After the fall of longtime President Robert Mugabe and the seizure of power by his former companion and deputy Emmerson Mnangagwa in 2017, the southern African country remains mired in a deep crisis. The population suffers from the socio-economic situation and massive human rights violations. In her films, Dangarembga addresses social taboos such as AIDS and violence against women. Her three novels trace the path of the young Tambudzai, who is confronted with a system in which racism, corruption, misogyny and poverty continue to dominate people's everyday lives. 

That alone is a thorn in the side of the ruling ZANU-PF (Zimbabwe African National Union/Patriotic Front). Before the 2023 elections, the situation for members of the opposition and activists like Tsitsi Dangarembga will come to a head. Her trial gained wide publicity as the author was shortlisted for the Booker Prize, Britain's top literary prize, for her novel 'A mournable body' shortly before her arrest in 2020. In 2021 she was also awarded the Peace Prize of the German Book Trade.

Brave fight for freedom of expression 

Watch video 04:01

Brave activist: Tsitsi Dangarembga

“Zimbabwe has always been a violent and repressive state,” said Tsitsi Dangarembga on October 24, 2021 in Frankfurt's Paulskirche, when she accepted the Peace Prize of the German Book Trade atrocities committed by both sides was just as violent.
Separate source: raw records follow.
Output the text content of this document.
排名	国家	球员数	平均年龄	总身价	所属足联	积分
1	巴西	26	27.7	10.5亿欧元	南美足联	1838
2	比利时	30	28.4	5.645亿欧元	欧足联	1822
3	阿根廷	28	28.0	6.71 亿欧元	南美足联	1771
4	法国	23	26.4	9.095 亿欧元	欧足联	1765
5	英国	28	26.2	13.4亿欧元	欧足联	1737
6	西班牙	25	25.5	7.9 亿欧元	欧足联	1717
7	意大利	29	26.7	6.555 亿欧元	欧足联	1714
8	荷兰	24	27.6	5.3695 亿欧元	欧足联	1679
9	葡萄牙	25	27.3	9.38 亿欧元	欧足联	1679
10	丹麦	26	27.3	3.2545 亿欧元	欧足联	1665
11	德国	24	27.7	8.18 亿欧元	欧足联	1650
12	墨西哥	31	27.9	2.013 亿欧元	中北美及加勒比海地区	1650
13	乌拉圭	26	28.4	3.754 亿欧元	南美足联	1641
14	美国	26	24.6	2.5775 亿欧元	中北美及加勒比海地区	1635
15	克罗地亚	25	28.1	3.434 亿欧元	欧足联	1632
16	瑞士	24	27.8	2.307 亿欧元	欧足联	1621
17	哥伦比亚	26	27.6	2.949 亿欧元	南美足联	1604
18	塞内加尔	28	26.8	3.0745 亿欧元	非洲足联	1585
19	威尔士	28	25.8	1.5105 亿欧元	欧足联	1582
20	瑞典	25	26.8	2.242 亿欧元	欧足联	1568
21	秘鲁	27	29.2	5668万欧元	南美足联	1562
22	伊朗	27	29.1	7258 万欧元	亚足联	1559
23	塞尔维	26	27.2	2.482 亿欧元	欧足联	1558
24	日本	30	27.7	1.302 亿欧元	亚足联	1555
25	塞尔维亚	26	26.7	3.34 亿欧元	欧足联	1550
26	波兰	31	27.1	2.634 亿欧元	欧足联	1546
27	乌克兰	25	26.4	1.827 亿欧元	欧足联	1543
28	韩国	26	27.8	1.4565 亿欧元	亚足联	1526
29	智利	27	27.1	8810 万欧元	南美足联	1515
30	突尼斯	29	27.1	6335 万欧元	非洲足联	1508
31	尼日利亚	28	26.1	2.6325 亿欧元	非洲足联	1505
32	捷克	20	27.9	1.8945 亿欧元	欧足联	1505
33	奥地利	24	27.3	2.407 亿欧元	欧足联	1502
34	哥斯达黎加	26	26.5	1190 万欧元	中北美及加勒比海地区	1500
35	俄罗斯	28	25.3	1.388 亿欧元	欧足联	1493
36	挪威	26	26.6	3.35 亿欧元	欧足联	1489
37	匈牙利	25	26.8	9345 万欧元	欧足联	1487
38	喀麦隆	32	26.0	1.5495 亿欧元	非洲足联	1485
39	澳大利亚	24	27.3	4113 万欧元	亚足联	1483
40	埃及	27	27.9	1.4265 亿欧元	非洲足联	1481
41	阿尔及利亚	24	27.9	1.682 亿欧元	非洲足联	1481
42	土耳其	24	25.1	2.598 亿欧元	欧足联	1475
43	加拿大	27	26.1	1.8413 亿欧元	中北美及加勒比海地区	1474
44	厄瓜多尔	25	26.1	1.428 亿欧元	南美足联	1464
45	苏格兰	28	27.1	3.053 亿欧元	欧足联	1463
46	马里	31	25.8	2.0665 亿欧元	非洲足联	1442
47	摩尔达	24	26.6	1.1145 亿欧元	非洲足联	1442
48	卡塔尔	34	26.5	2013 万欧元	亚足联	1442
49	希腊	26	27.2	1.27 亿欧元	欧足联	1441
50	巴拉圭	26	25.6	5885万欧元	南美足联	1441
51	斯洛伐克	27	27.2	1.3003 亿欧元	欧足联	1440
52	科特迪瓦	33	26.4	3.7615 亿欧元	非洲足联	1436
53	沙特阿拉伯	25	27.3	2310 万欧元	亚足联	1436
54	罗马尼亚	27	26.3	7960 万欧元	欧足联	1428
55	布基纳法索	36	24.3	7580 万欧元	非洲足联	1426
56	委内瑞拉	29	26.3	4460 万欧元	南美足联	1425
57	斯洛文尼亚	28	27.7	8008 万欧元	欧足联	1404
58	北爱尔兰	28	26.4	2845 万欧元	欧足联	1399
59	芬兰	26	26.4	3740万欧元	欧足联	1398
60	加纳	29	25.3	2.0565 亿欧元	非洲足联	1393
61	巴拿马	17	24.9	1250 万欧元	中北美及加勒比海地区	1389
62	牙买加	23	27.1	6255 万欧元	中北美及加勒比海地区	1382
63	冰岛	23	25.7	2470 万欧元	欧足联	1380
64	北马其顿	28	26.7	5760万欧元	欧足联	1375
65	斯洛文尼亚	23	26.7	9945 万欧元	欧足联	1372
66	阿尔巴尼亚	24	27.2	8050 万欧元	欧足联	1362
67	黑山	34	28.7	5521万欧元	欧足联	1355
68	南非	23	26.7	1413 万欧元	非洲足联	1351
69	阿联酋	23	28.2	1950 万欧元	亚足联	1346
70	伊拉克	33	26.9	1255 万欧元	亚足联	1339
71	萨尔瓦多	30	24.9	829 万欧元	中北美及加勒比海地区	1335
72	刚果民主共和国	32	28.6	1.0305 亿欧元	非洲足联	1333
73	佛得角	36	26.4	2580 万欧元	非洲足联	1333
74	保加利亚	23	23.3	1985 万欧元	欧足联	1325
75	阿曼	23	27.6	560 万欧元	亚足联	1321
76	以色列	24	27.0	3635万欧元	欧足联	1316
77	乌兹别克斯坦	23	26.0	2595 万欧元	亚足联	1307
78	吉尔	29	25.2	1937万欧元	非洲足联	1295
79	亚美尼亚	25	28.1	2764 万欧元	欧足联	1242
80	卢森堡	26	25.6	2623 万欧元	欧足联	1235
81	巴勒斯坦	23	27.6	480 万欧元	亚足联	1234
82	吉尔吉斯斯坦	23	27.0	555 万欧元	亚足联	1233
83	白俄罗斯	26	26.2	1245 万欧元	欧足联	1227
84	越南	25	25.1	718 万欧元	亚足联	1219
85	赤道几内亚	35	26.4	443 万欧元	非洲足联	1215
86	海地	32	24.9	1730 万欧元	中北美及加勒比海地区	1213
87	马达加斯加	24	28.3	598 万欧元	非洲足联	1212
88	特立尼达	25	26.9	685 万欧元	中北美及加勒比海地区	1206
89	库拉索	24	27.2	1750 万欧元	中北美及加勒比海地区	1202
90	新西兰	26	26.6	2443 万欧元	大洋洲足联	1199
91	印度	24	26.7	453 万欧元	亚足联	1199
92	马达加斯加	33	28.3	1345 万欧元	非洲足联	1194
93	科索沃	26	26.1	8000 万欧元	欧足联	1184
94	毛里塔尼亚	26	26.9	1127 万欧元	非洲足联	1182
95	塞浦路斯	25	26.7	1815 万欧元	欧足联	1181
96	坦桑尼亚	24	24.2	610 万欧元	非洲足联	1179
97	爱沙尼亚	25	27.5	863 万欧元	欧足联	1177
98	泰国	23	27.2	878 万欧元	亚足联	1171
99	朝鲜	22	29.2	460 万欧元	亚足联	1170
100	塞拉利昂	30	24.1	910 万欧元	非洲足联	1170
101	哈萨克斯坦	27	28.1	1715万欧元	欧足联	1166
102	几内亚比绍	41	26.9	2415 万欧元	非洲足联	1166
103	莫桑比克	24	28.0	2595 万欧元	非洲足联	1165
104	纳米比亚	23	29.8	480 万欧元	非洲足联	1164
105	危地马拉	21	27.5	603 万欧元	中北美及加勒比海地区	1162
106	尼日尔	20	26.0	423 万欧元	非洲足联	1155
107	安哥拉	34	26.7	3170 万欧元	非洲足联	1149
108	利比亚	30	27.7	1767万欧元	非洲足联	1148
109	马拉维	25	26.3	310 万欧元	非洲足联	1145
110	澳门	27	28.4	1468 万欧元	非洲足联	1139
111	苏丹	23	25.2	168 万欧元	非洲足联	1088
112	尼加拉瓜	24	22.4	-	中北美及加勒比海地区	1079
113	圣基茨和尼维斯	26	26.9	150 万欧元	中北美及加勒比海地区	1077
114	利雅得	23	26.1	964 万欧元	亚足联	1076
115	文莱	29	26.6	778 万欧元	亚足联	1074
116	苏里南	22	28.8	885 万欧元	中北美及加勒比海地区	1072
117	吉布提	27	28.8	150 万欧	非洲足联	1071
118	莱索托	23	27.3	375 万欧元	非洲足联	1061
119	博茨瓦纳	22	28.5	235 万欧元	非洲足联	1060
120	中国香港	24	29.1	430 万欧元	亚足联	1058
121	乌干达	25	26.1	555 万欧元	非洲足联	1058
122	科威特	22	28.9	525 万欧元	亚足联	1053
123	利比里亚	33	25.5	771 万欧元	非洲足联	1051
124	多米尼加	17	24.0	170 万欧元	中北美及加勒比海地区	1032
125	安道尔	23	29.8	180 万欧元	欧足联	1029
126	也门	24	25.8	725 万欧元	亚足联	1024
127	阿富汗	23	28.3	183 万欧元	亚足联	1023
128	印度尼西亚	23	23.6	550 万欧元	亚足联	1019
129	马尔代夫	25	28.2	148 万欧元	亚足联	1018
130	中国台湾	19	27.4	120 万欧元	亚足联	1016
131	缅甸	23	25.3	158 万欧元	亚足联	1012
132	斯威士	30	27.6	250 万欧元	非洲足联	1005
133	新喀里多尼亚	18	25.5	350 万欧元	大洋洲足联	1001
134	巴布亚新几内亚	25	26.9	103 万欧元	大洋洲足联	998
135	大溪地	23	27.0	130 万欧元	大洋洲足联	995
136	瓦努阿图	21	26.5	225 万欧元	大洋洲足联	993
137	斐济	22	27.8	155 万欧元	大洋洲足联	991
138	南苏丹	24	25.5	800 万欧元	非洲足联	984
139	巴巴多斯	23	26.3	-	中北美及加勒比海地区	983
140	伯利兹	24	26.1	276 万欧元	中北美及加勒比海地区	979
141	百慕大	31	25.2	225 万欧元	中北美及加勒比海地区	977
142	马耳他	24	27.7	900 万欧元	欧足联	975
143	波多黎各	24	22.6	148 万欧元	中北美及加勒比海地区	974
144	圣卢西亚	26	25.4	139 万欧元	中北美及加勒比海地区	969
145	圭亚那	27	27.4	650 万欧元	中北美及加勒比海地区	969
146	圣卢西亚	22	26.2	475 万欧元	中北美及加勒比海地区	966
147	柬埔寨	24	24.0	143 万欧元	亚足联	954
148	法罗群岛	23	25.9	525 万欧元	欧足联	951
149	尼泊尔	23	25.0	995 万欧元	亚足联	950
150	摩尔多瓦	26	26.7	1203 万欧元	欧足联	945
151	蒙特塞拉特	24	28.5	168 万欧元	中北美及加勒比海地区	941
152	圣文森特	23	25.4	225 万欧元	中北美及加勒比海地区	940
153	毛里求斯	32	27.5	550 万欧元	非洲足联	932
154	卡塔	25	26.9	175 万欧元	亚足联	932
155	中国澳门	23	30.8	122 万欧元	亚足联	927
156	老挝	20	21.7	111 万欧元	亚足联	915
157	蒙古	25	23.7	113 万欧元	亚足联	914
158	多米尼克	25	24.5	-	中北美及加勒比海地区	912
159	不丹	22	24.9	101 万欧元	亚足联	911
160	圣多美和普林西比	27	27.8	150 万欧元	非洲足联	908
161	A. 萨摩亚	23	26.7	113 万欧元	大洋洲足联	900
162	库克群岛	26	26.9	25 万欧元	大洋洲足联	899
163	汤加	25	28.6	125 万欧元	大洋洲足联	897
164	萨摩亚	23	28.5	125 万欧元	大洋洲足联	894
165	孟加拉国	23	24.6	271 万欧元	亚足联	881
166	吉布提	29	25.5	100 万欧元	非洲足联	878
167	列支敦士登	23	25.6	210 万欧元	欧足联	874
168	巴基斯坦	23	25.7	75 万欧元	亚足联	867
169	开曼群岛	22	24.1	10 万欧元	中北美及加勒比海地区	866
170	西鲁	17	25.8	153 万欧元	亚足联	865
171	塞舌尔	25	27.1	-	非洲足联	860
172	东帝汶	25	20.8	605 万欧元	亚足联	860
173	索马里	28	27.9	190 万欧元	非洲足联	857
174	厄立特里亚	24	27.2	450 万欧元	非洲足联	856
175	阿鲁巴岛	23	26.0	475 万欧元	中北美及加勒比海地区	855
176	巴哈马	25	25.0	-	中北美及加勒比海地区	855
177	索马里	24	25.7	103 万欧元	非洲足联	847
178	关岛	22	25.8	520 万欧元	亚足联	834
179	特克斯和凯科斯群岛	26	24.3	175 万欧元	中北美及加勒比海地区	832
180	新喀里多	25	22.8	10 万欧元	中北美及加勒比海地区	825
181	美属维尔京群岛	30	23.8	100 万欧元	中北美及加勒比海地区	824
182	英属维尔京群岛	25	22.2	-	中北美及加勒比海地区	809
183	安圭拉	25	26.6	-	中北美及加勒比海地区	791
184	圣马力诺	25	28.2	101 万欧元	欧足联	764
The militaristic rhetoric focused on conflict, hostility and hostility, and that is the philosophy that has dominated the Zimbabwean authorities to this day.” 

2021 showed In an interview with DW, Dangarembga is still confident that the allegations against her will be dropped: “My situation in Zimbabwe is not particularly serious,” said the author. The situation is now different: If the application for acquittal is rejected on August 4th, the defense will then have to summon their witnesses. If convicted, Dangarembga faces several years in prison.